Alitalia, 5 ragioni dietro la crisi
È la terza volta che Alitalia si trova sull’orlo del burrone, dopo la prima crisi del 2007-’08 (alleanza con Air France), quella più recente del 2013-’14 (alleanza e quota di minoranza a Etihad). Ma questa volta è molto difficile saltare al di là del burrone. I numeri e i trend hanno una forza incontrovertibile. In sostanza Alitalia non ha futuro, e se riuscirà a alzarsi ancora in volo sarà qualcosa di molto diverso da quella che è stata sinora. Proviamo a capire la crisi infinita di Alitalia in cinque punti.
1) La rinuncia agli hub del nord
Uno dei grandi errori industriali di Alitalia è stato l’abbandono del nord Italia, con la scelta nel 2007 di rinunciare all’hub di Malpensa. Alitalia ha detto così no al mercato più ricco, con il risultato che oggi dall’aeroporto varesino ha solo tre rotte intercontinentali con la compagnia di bandiera (Tokyo, New York e Abu Dhabi) e continua a guadagnare viaggiatori con le altre compagnie: nei primi mesi del 2017 è al +22%. I viaggiatori del nord sono stati catturati tutti da compagnie straniere. Addirittura Alitalia è costretta a portare viaggiatori da Linate a Parigi e Amsterdam “rubandoli” ai propri voli intercontinentali da Roma. Se Alitalia chiudesse, Malpensa e Bergamo quasi non se ne accorgerebbero. Per Linate sarebbe un problema lievemente maggiore, ma solo a breve termine: sul tavolo delle autorità aeroportuali ci sono oltre mille richieste di altre compagnie per volare nel city airport milanese.
2) La concorrenza sulla tratta Milano-Roma
Sarebbe invece un ulteriore disastro per Roma. In questi anni Alitalia, oltre alla concorrenza delle compagnie low cost, ha dovuto subire la crescita imperiosa dell’alta velocità, che ha sostanzialmente dimezzato il traffico sulla rotta che rappresentava la gallina dalle uova d’oro per la compagnia. Il Milano-Roma è passato dai 2,4 milioni di passeggeri alla metà. E questo mentre il numero di viaggiatori in assoluto su quella rotta è sempre stato in grande crescita.
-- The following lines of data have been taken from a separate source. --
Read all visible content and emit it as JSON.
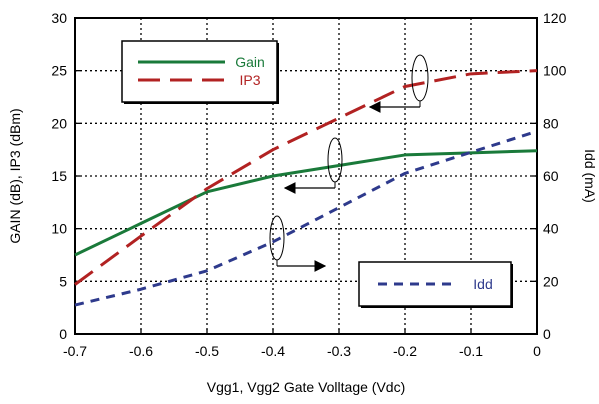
{
  "chart_data": {
    "type": "line",
    "x": [
      -0.7,
      -0.6,
      -0.5,
      -0.4,
      -0.3,
      -0.2,
      -0.1,
      0
    ],
    "xlabel": "Vgg1, Vgg2  Gate Volltage (Vdc)",
    "ylabel_left": "GAIN (dB), IP3 (dBm)",
    "ylabel_right": "Idd (mA)",
    "xlim": [
      -0.7,
      0
    ],
    "ylim_left": [
      0,
      30
    ],
    "ylim_right": [
      0,
      120
    ],
    "x_ticks": [
      "-0.7",
      "-0.6",
      "-0.5",
      "-0.4",
      "-0.3",
      "-0.2",
      "-0.1",
      "0"
    ],
    "y_left_ticks": [
      "0",
      "5",
      "10",
      "15",
      "20",
      "25",
      "30"
    ],
    "y_right_ticks": [
      "0",
      "20",
      "40",
      "60",
      "80",
      "100",
      "120"
    ],
    "grid": true,
    "legend": [
      {
        "name": "Gain",
        "color": "#1a7a3a",
        "style": "solid",
        "position": "top-left"
      },
      {
        "name": "IP3",
        "color": "#b22222",
        "style": "dashed",
        "position": "top-left"
      },
      {
        "name": "Idd",
        "color": "#2e3a8c",
        "style": "dashed",
        "position": "bottom-right"
      }
    ],
    "series": [
      {
        "name": "Gain",
        "axis": "left",
        "color": "#1a7a3a",
        "style": "solid",
        "values": [
          7.5,
          10.5,
          13.5,
          15.0,
          16.0,
          17.0,
          17.2,
          17.4
        ]
      },
      {
        "name": "IP3",
        "axis": "left",
        "color": "#b22222",
        "style": "dashed",
        "values": [
          4.7,
          9.3,
          13.8,
          17.5,
          20.5,
          23.5,
          24.7,
          25.0
        ]
      },
      {
        "name": "Idd",
        "axis": "right",
        "color": "#2e3a8c",
        "style": "dashed",
        "values": [
          11,
          17,
          24,
          35,
          48,
          61,
          69,
          77
        ]
      }
    ]
  }
}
3) La logica del low cost vince
Alitalia non si è resa conto che non era possibile reggere alla concorrenza delle low cost, che hanno una logica industriale completamente diversa e che soprattutto hanno capito una cosa: l’importante è far viaggiare le persone, non spremerle con tariffe fuori mercato. Così le low cost si sono rivelate delle grandi opportunità per territori dimenticati (vedere il successo delle rotte su Comiso e Crotone), al punto che per avere un volo Ryan Air le amministrazioni sono disposte a pagare la compagnia. Alitalia invece ha perso persino il volo su Reggio Calabria… Ma sono stati i viaggiatori a decidere: sulle rotte interne ormai vince solo la logica del low cost.
4) Un’impronta politico-romana
Alitalia non si è mai liberata da un’impronta politico-romana che ne ha deciso i destini. Neanche la gestione priva di Cai, con Montezemolo presidente, si è smarcata da questo modello alla fine assistenzialistico. Lo hanno capito anche i sindacati, che hanno tifato per l’approvazione dell’accordo, mentre invece piloti e hostess sono andati diritti verso la strada che ora porta ala commissariamento.
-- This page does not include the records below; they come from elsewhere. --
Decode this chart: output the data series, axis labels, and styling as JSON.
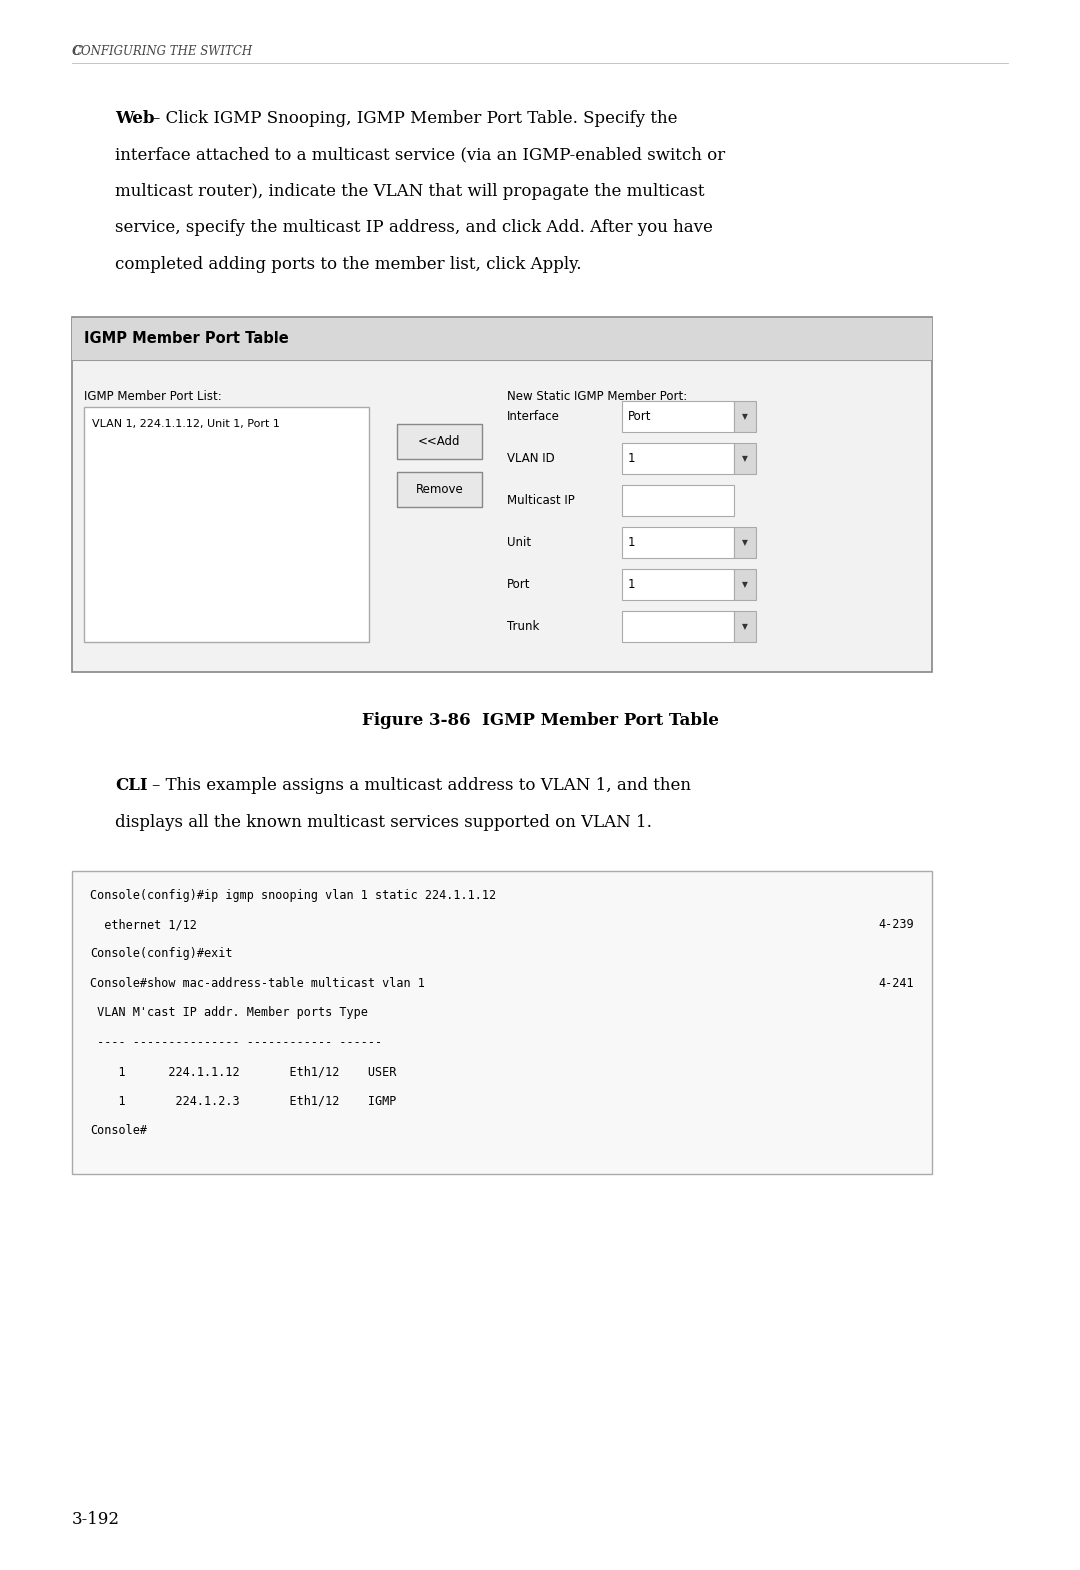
{
  "page_bg": "#ffffff",
  "header_text": "Configuring the Switch",
  "web_bold": "Web",
  "web_rest": " – Click IGMP Snooping, IGMP Member Port Table. Specify the interface attached to a multicast service (via an IGMP-enabled switch or multicast router), indicate the VLAN that will propagate the multicast service, specify the multicast IP address, and click Add. After you have completed adding ports to the member list, click Apply.",
  "figure_caption": "Figure 3-86  IGMP Member Port Table",
  "cli_bold": "CLI",
  "cli_rest": " – This example assigns a multicast address to VLAN 1, and then displays all the known multicast services supported on VLAN 1.",
  "code_left_lines": [
    "Console(config)#ip igmp snooping vlan 1 static 224.1.1.12",
    "  ethernet 1/12",
    "Console(config)#exit",
    "Console#show mac-address-table multicast vlan 1",
    " VLAN M'cast IP addr. Member ports Type",
    " ---- --------------- ------------ ------",
    "    1      224.1.1.12       Eth1/12    USER",
    "    1       224.1.2.3       Eth1/12    IGMP",
    "Console#"
  ],
  "code_right_lines": [
    "",
    "4-239",
    "",
    "4-241",
    "",
    "",
    "",
    "",
    ""
  ],
  "page_number": "3-192",
  "gui_title": "IGMP Member Port Table",
  "gui_member_list_label": "IGMP Member Port List:",
  "gui_member_list_entry": "VLAN 1, 224.1.1.12, Unit 1, Port 1",
  "gui_new_static_label": "New Static IGMP Member Port:",
  "gui_add_button": "<<Add",
  "gui_remove_button": "Remove",
  "gui_fields": [
    {
      "label": "Interface",
      "value": "Port",
      "has_dropdown": true
    },
    {
      "label": "VLAN ID",
      "value": "1",
      "has_dropdown": true
    },
    {
      "label": "Multicast IP",
      "value": "",
      "has_dropdown": false
    },
    {
      "label": "Unit",
      "value": "1",
      "has_dropdown": true
    },
    {
      "label": "Port",
      "value": "1",
      "has_dropdown": true
    },
    {
      "label": "Trunk",
      "value": "",
      "has_dropdown": true
    }
  ]
}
5) Non cambia nulla per l’Italia
Non è vero che un Paese non può fare a meno di una compagnia di bandiera. I casi Sabena (Belgio) e Swissair (Svizzera) lo dimostrano. Sono stati fallimenti celebri che non hanno comportato particolari ricadute sull’economie e sui trend di sviluppo delle nazioni. Alitalia ha pochissimo peso sui flussi turistici italiani, visto che lavora al 70 per cento sul medio-breve raggio, che è proprio il terreno di conquista delle low cost. Le altre compagnie di bandiera hanno proporzioni esattamente opposte, con il 70 per cento di ricavi dalle rotte lungo raggio. Inoltre i trend turistici sono inversamente proporzionali al declino di Alitalia: crescono mentre lei scende.